Von Redaktion NÖN.at. Update am 02. April 2021 (13:06)

Zwei Großeinsätze im Bezirk Waidhofen an der Thaya haben die Feuerwehr am Donnerstagnachmittag beschäftigt.  In Ludweis-Aigen stand ein Schuppen in Vollbrand. Ein 56-Jähriger und eine 34-Jährige wurden mit Verdacht auf Rauchgasvergiftung ins Krankenhaus gebracht. In Groß-Siegharts löschten die Helfer einen Flurbrand, bevor er auf ein Waldstück übergreifen konnte. Insgesamt standen 135 Feuerwehrmitglieder im Einsatz, berichtete das Bezirkskommando am Freitag.

In Loibes, einem Ortsteil von Groß-Siegharts, hatte ein Waldarbeiter kurz nach 15.00 Uhr Rauchschwaden nahe des Amerexelteiches bemerkt und die Feuerwehr verständigt. Eine abgeholzte Fläche von rund 300 Quadratmetern stand in Flammen. "Der starke Wind erschwerte die Löscharbeiten und sorgte für eine rasche Brandausbreitung auf dem trockenen Waldboden, insbesondere durch das trockene Gras", teilte die Feuerwehr in einer Aussendung mit. Eine Ausbreitung auf das Waldgebiet wurde verhindert. 18 Feuerwehrleute standen im Einsatz, die Nachlöscharbeiten dauerten bis in die Abendstunden. Die Brandursache stand laut Aussendung vorerst nicht fest.

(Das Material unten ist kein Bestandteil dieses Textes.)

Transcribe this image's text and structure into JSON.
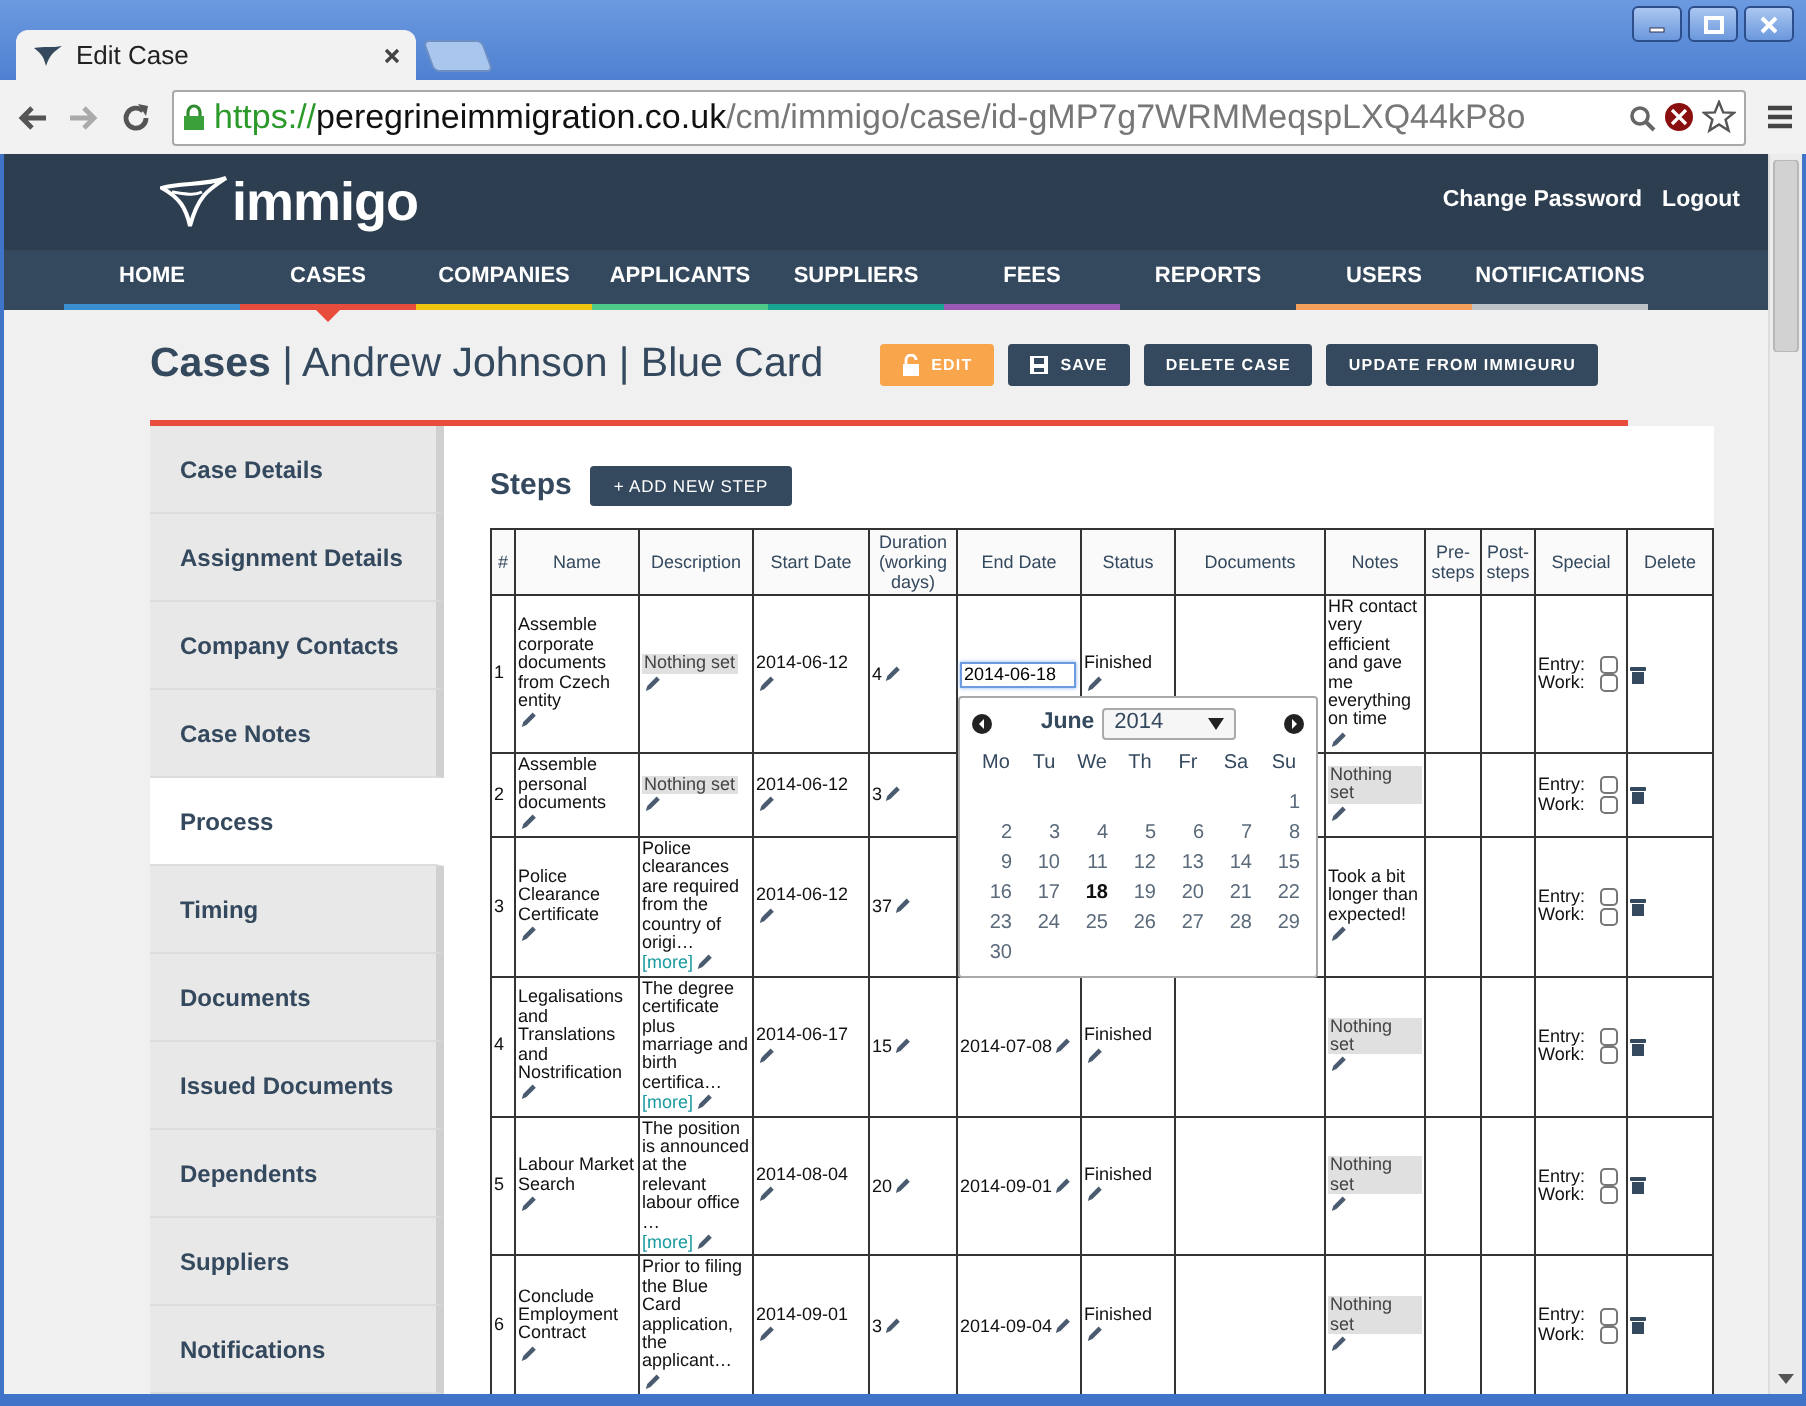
{
  "browser": {
    "tab_title": "Edit Case",
    "url": {
      "scheme": "https://",
      "host": "peregrineimmigration.co.uk",
      "path": "/cm/immigo/case/id-gMP7g7WRMMeqspLXQ44kP8o"
    }
  },
  "header": {
    "logo": "immigo",
    "links": [
      "Change Password",
      "Logout"
    ]
  },
  "nav": [
    {
      "label": "HOME",
      "color": "#3a8fd0",
      "selected": false
    },
    {
      "label": "CASES",
      "color": "#e74c3c",
      "selected": true
    },
    {
      "label": "COMPANIES",
      "color": "#f1c40f",
      "selected": false
    },
    {
      "label": "APPLICANTS",
      "color": "#4ecb8a",
      "selected": false
    },
    {
      "label": "SUPPLIERS",
      "color": "#1aa593",
      "selected": false
    },
    {
      "label": "FEES",
      "color": "#9b59b6",
      "selected": false
    },
    {
      "label": "REPORTS",
      "selected": false
    },
    {
      "label": "USERS",
      "color": "#f5a05a",
      "selected": false
    },
    {
      "label": "NOTIFICATIONS",
      "color": "#bdc3c7",
      "selected": false
    }
  ],
  "page_title": "**Cases** | Andrew Johnson | Blue Card",
  "actions": [
    {
      "label": "EDIT",
      "kind": "edit"
    },
    {
      "label": "SAVE",
      "kind": "save"
    },
    {
      "label": "DELETE CASE",
      "kind": "plain"
    },
    {
      "label": "UPDATE FROM IMMIGURU",
      "kind": "plain"
    }
  ],
  "sidebar": [
    {
      "label": "Case Details",
      "selected": false
    },
    {
      "label": "Assignment Details",
      "selected": false
    },
    {
      "label": "Company Contacts",
      "selected": false
    },
    {
      "label": "Case Notes",
      "selected": false
    },
    {
      "label": "Process",
      "selected": true
    },
    {
      "label": "Timing",
      "selected": false
    },
    {
      "label": "Documents",
      "selected": false
    },
    {
      "label": "Issued Documents",
      "selected": false
    },
    {
      "label": "Dependents",
      "selected": false
    },
    {
      "label": "Suppliers",
      "selected": false
    },
    {
      "label": "Notifications",
      "selected": false
    }
  ],
  "steps": {
    "title": "Steps",
    "add_button": "+ ADD NEW STEP",
    "columns": [
      "#",
      "Name",
      "Description",
      "Start Date",
      "Duration (working days)",
      "End Date",
      "Status",
      "Documents",
      "Notes",
      "Pre-steps",
      "Post-steps",
      "Special",
      "Delete"
    ],
    "rows": [
      {
        "number": "1",
        "name": "Assemble corporate documents from Czech entity",
        "description": {
          "text": "Nothing set",
          "empty": true
        },
        "start": "2014-06-12",
        "duration": "4",
        "end": "2014-06-18",
        "editing": true,
        "status": "Finished",
        "notes": {
          "text": "HR contact very efficient and gave me everything on time",
          "empty": false
        },
        "entry_label": "Entry:",
        "entry": false,
        "work_label": "Work:",
        "work": false
      },
      {
        "number": "2",
        "name": "Assemble personal documents",
        "description": {
          "text": "Nothing set",
          "empty": true
        },
        "start": "2014-06-12",
        "duration": "3",
        "editing": false,
        "notes": {
          "text": "Nothing set",
          "empty": true
        },
        "entry_label": "Entry:",
        "entry": false,
        "work_label": "Work:",
        "work": false
      },
      {
        "number": "3",
        "name": "Police Clearance Certificate",
        "description": {
          "text": "Police clearances are required from the country of origi…",
          "more": "[more]",
          "empty": false
        },
        "start": "2014-06-12",
        "duration": "37",
        "editing": false,
        "notes": {
          "text": "Took a bit longer than expected!",
          "empty": false
        },
        "entry_label": "Entry:",
        "entry": false,
        "work_label": "Work:",
        "work": false
      },
      {
        "number": "4",
        "name": "Legalisations and Translations and Nostrification",
        "description": {
          "text": "The degree certificate plus marriage and birth certifica…",
          "more": "[more]",
          "empty": false
        },
        "start": "2014-06-17",
        "duration": "15",
        "end": "2014-07-08",
        "editing": false,
        "status": "Finished",
        "notes": {
          "text": "Nothing set",
          "empty": true
        },
        "entry_label": "Entry:",
        "entry": false,
        "work_label": "Work:",
        "work": false
      },
      {
        "number": "5",
        "name": "Labour Market Search",
        "description": {
          "text": "The position is announced at the relevant labour office …",
          "more": "[more]",
          "empty": false
        },
        "start": "2014-08-04",
        "duration": "20",
        "end": "2014-09-01",
        "editing": false,
        "status": "Finished",
        "notes": {
          "text": "Nothing set",
          "empty": true
        },
        "entry_label": "Entry:",
        "entry": false,
        "work_label": "Work:",
        "work": false
      },
      {
        "number": "6",
        "name": "Conclude Employment Contract",
        "description": {
          "text": "Prior to filing the Blue Card application, the applicant…",
          "empty": false
        },
        "start": "2014-09-01",
        "duration": "3",
        "end": "2014-09-04",
        "editing": false,
        "status": "Finished",
        "notes": {
          "text": "Nothing set",
          "empty": true
        },
        "entry_label": "Entry:",
        "entry": false,
        "work_label": "Work:",
        "work": false
      }
    ]
  },
  "datepicker": {
    "month": "June",
    "year": "2014",
    "weekdays": [
      "Mo",
      "Tu",
      "We",
      "Th",
      "Fr",
      "Sa",
      "Su"
    ],
    "weeks": [
      {
        "days": [
          {
            "day": "1",
            "selected": false
          }
        ]
      },
      {
        "days": [
          {
            "day": "2",
            "selected": false
          },
          {
            "day": "3",
            "selected": false
          },
          {
            "day": "4",
            "selected": false
          },
          {
            "day": "5",
            "selected": false
          },
          {
            "day": "6",
            "selected": false
          },
          {
            "day": "7",
            "selected": false
          },
          {
            "day": "8",
            "selected": false
          }
        ]
      },
      {
        "days": [
          {
            "day": "9",
            "selected": false
          },
          {
            "day": "10",
            "selected": false
          },
          {
            "day": "11",
            "selected": false
          },
          {
            "day": "12",
            "selected": false
          },
          {
            "day": "13",
            "selected": false
          },
          {
            "day": "14",
            "selected": false
          },
          {
            "day": "15",
            "selected": false
          }
        ]
      },
      {
        "days": [
          {
            "day": "16",
            "selected": false
          },
          {
            "day": "17",
            "selected": false
          },
          {
            "day": "18",
            "selected": true
          },
          {
            "day": "19",
            "selected": false
          },
          {
            "day": "20",
            "selected": false
          },
          {
            "day": "21",
            "selected": false
          },
          {
            "day": "22",
            "selected": false
          }
        ]
      },
      {
        "days": [
          {
            "day": "23",
            "selected": false
          },
          {
            "day": "24",
            "selected": false
          },
          {
            "day": "25",
            "selected": false
          },
          {
            "day": "26",
            "selected": false
          },
          {
            "day": "27",
            "selected": false
          },
          {
            "day": "28",
            "selected": false
          },
          {
            "day": "29",
            "selected": false
          }
        ]
      },
      {
        "days": [
          {
            "day": "30",
            "selected": false
          }
        ]
      }
    ]
  }
}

In Tröbings in der Gemeinde Ludweis-Aigen hatte ein Nachbar gegen 15.30 Uhr einen Schuppenbrand gemeldet. 117 Feuerwehrmitglieder rückten aus. "Auch bei diesem Brand stellte sich der starke Wind als Herausforderung dar. Ein Übergreifen der Flammen auf einen weiteren Schuppen konnte im letzten Moment verhindert werden", berichtete das Bezirkskommando. Zur Ursache hieß es, dass bei Abbrandarbeiten neben dem Gebäude das Feuer auf den Schuppen übergegriffen habe.